Tribunal Administratif de Nice — Décision N° TA06-2405608

vendredi 11 octobre 2024

JuridictionTribunal Administratif de Nice
SectionTribunal Administratif de Nice
N° DossierTA06-2405608
TypeOrdonnance
RecoursPlein contentieux
PublicationD

Résumé IA

Le Tribunal administratif de Nice, statuant en référé sur le fondement de l'article L. 521-2 du code de justice administrative, a rejeté la requête de Mme A, ressortissante guinéenne, qui demandait à ce qu'il soit enjoint au préfet des Alpes-Maritimes de lui attribuer un hébergement d'urgence pour elle et ses trois enfants mineurs. Le juge a estimé que la condition d'urgence n'était pas caractérisée, la requérante étant sans hébergement depuis le 14 août 2024 et son époux, en situation régulière, percevant des revenus et bénéficiant d'un hébergement.

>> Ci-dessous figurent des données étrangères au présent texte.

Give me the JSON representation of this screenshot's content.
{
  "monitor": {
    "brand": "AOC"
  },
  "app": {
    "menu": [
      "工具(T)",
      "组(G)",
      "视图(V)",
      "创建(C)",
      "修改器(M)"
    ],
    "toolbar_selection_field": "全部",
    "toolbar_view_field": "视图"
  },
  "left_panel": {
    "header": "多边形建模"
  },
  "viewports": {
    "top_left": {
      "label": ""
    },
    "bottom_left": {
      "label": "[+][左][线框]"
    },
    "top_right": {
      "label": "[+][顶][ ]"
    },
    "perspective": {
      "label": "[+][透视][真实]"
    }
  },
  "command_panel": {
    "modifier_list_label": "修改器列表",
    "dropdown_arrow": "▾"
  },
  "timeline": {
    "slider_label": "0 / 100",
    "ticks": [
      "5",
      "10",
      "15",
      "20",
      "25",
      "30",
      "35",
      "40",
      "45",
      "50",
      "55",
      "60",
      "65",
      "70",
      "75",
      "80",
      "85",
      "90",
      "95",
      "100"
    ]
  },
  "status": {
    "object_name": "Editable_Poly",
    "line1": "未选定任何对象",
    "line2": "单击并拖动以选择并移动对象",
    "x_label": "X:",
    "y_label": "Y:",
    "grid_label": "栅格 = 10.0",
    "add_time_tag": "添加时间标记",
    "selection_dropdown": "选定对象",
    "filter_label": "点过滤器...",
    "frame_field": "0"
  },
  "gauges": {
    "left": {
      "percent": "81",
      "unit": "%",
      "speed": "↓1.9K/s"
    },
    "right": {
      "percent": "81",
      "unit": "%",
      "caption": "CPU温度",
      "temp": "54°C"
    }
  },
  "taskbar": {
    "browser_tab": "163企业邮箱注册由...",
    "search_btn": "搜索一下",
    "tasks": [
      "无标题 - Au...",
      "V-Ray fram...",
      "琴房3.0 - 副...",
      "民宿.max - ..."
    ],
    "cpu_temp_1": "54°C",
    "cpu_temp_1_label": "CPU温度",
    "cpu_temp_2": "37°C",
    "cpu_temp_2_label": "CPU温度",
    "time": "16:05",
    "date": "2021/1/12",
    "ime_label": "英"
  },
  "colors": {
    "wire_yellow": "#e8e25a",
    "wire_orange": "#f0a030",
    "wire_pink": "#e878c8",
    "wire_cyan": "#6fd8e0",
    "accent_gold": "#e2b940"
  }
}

La solution retenue est le rejet de la requête, sans qu'il soit besoin d'examiner le fond de l'atteinte à la liberté fondamentale invoquée.

Texte intégral

Vu la procédure suivante :

Par une requête, enregistrée le 9 octobre 2024, Mme B A, représentée par Me Almairac, demande au juge des référés, saisi sur le fondement des dispositions de l'article L. 521-2 du code de justice administrative, outre de l'admettre provisoirement à l'aide juridictionnelle :

1°) d'enjoindre au préfet des Alpes-Maritimes, sous astreinte de 200 euros par jour de retard à compter de l'expiration d'un délai de 48 heures à compter de la notification de la décision à intervenir, de lui attribuer un hébergement d'urgence avec ses trois enfants mineurs ;

2°) de mettre à la charge de l'Etat une somme de 1 200 euros au titre des dispositions des articles 37 de la loi n°91-647 du 10 juillet 1991 et L. 761-1 du code de justice administrative, à la condition que le conseil de la requérante renonce à percevoir la rétribution due au titre de l'aide juridictionnelle, cette somme lui étant directement versée dans le cas où l'aide juridictionnelle totale ne serait pas accordée.

Elle soutient que :

- l'urgence est caractérisée : elle est accompagnée de son époux et de trois enfants mineurs de dix ans et ils se trouvent dans une situation de plus en plus précaire, ne disposant ni de ressources ni d'un hébergement depuis leur expulsion le 14 août 2024 ;

- en n'attribuant aucun hébergement à la requérante et à sa famille, il est porté une atteinte grave et manifestement illégale à la liberté fondamentale que constitue le droit à un hébergement d'urgence.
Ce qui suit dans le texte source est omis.